2 de fev de 2017

Brexit consumado: Governo britânico pretende "Brexit" amigável: Irá a UE ser branda?




Euronews, 02 de fevereiro de 2017. 



Por Francisco Marques



O Governo britânico pretende uma saída da União Europeia (UE) com impacto superficial na relação comercial entre as duas entidades.

O executivo de Theresa May apresentou esta quinta-feira o “livro branco” sobre o “Brexit”, o processo de saída do bloco europeu decidido em referendo há sete meses e aprovado quarta-feira pela Câmara dos Comuns.




O documento repete a intenção britânica de recuperar o controlo sobre as respetivas fronteiras e os critérios de imigração, por oposição à livre circulação de bens, serviços, capitais e pessoas essencial nos princípios da UE.

O governo garante que “não vai expulsar ninguém”, mas diz precisar das mesmas garantias dos ainda parceiros europeus quanto aos cidadãos britânicos residentes no continente.

O “livro branco” afirma também que o Reino Unido vai procurar assegurar “a cooperação mais próxima possível em questões chave como a segurança, a política externa, a ciência e a tecnologia”, mas não refere, por exemplo, se o país se vai manter como membro do organismo de polícia europeu Europol.

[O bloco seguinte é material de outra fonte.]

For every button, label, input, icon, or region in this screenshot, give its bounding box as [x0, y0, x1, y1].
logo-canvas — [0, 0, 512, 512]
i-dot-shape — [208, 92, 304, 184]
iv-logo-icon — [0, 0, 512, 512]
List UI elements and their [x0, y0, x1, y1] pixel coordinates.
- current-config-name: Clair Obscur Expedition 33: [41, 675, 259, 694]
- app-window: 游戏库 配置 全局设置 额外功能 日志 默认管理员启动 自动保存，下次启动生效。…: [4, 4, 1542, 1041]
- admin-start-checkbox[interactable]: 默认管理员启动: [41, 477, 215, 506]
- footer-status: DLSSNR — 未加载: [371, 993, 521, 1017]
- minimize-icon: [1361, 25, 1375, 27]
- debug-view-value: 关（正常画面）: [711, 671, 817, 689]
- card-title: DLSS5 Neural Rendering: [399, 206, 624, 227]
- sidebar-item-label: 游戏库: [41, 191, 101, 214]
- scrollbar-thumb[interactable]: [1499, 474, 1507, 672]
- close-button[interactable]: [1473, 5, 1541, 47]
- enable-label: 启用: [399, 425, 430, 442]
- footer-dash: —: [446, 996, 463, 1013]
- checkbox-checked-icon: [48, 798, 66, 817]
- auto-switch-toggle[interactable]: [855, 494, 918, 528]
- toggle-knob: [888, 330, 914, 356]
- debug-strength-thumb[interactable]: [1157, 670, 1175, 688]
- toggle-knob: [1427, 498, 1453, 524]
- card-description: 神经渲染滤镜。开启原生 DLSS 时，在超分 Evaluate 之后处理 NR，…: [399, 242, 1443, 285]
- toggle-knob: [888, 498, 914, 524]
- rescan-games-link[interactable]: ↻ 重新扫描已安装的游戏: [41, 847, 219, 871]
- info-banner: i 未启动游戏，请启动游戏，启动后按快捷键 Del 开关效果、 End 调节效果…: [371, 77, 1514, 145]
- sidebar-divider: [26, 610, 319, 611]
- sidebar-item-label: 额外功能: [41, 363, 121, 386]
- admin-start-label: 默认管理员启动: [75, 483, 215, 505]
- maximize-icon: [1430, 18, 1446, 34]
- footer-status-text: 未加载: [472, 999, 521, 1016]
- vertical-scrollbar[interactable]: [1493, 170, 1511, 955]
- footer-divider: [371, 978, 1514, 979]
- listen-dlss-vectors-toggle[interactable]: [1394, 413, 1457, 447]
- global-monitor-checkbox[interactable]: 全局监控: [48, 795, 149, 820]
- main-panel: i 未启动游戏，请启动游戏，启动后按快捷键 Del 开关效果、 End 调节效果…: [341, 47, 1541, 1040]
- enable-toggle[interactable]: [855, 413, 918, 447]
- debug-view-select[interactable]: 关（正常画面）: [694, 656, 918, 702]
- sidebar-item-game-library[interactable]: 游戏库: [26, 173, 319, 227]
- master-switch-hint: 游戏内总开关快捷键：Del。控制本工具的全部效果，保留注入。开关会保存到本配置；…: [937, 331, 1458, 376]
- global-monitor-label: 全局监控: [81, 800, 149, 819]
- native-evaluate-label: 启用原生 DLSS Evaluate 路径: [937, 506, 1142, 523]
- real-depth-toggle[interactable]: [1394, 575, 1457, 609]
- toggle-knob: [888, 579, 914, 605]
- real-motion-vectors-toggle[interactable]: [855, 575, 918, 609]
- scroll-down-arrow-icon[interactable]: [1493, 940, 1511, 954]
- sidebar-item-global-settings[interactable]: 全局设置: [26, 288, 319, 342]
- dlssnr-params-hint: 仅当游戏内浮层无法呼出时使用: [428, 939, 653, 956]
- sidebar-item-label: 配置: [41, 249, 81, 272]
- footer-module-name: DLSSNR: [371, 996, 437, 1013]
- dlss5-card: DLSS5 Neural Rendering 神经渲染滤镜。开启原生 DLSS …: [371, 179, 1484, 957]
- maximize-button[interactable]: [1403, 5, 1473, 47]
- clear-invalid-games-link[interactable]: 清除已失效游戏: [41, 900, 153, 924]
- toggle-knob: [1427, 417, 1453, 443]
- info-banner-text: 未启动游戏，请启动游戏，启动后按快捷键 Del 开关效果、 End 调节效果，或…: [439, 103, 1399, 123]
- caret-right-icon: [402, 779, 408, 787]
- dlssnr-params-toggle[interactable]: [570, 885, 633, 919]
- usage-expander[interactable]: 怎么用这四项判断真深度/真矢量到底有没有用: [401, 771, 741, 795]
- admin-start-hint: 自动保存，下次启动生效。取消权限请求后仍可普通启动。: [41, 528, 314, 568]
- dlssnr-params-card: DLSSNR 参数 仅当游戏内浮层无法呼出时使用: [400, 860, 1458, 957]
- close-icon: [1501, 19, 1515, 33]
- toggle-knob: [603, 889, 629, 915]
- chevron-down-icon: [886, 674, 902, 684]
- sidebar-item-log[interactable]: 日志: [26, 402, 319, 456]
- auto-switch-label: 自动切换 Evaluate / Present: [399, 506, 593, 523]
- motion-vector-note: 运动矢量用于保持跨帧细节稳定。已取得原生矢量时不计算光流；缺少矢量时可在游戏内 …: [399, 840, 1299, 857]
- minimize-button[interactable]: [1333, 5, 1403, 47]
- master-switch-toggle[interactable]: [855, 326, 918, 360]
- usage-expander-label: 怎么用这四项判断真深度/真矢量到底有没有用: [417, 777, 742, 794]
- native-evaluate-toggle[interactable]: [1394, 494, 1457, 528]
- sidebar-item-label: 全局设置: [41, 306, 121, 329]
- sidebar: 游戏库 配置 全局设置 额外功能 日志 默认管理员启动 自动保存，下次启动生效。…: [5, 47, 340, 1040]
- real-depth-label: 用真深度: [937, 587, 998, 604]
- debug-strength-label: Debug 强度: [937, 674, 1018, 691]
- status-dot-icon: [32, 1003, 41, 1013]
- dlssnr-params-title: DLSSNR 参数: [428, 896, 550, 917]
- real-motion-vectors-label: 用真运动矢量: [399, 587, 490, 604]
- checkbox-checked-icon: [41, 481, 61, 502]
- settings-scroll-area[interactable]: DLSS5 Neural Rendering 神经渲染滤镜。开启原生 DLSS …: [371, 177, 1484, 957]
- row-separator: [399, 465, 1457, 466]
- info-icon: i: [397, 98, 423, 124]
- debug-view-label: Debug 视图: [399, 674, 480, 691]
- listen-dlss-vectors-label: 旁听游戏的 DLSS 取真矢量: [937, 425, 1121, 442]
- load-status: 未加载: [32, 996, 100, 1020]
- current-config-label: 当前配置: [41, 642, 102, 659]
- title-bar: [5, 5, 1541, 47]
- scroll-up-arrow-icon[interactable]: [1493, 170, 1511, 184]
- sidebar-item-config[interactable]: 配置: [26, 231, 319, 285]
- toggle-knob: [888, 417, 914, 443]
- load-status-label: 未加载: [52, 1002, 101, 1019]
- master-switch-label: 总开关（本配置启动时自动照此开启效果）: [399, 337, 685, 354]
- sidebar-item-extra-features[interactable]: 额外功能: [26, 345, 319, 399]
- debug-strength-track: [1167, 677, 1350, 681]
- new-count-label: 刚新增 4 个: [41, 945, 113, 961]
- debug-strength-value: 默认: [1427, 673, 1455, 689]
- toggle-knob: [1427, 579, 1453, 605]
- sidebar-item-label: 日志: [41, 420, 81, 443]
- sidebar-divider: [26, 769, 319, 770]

De acordo com o ministro britânico para o Brexit, “o ‘livro branco’ torna claro” que o Reino Unido “pretende contar com uma legislação separada para setores como as alfândegas e a imigração, permitindo, com isso, uma saída da União Europeia branda e benéfica para ambos os lados.”


Evitar um precipício disruptivo será essencial”, sublinhou David Davis, em Westminster, onde a oposição, pelo chamado ministro sombra para o Brexit, Keir Starmer, alegou que “o ‘livro branco’ nada deciz” e que o documento teria sido apresentado demasiado tarde para ser devidamente analisado.

Stephen Gethins, deputado pelo Partido Nacional Escocês, considerou o “livro branco” do Brexit “uma trapalhada com impacto na vida de todos”. “Os britânicos merecem melhor”, acrescentou.


Em outubro, a primeira-ministra britânica participou no primeiro Conselho Europeu e para dizer, então, aos parceiros que o processo de divórcio votado em referendo a 23 de junho se mantinha e não haveria marcha atrás.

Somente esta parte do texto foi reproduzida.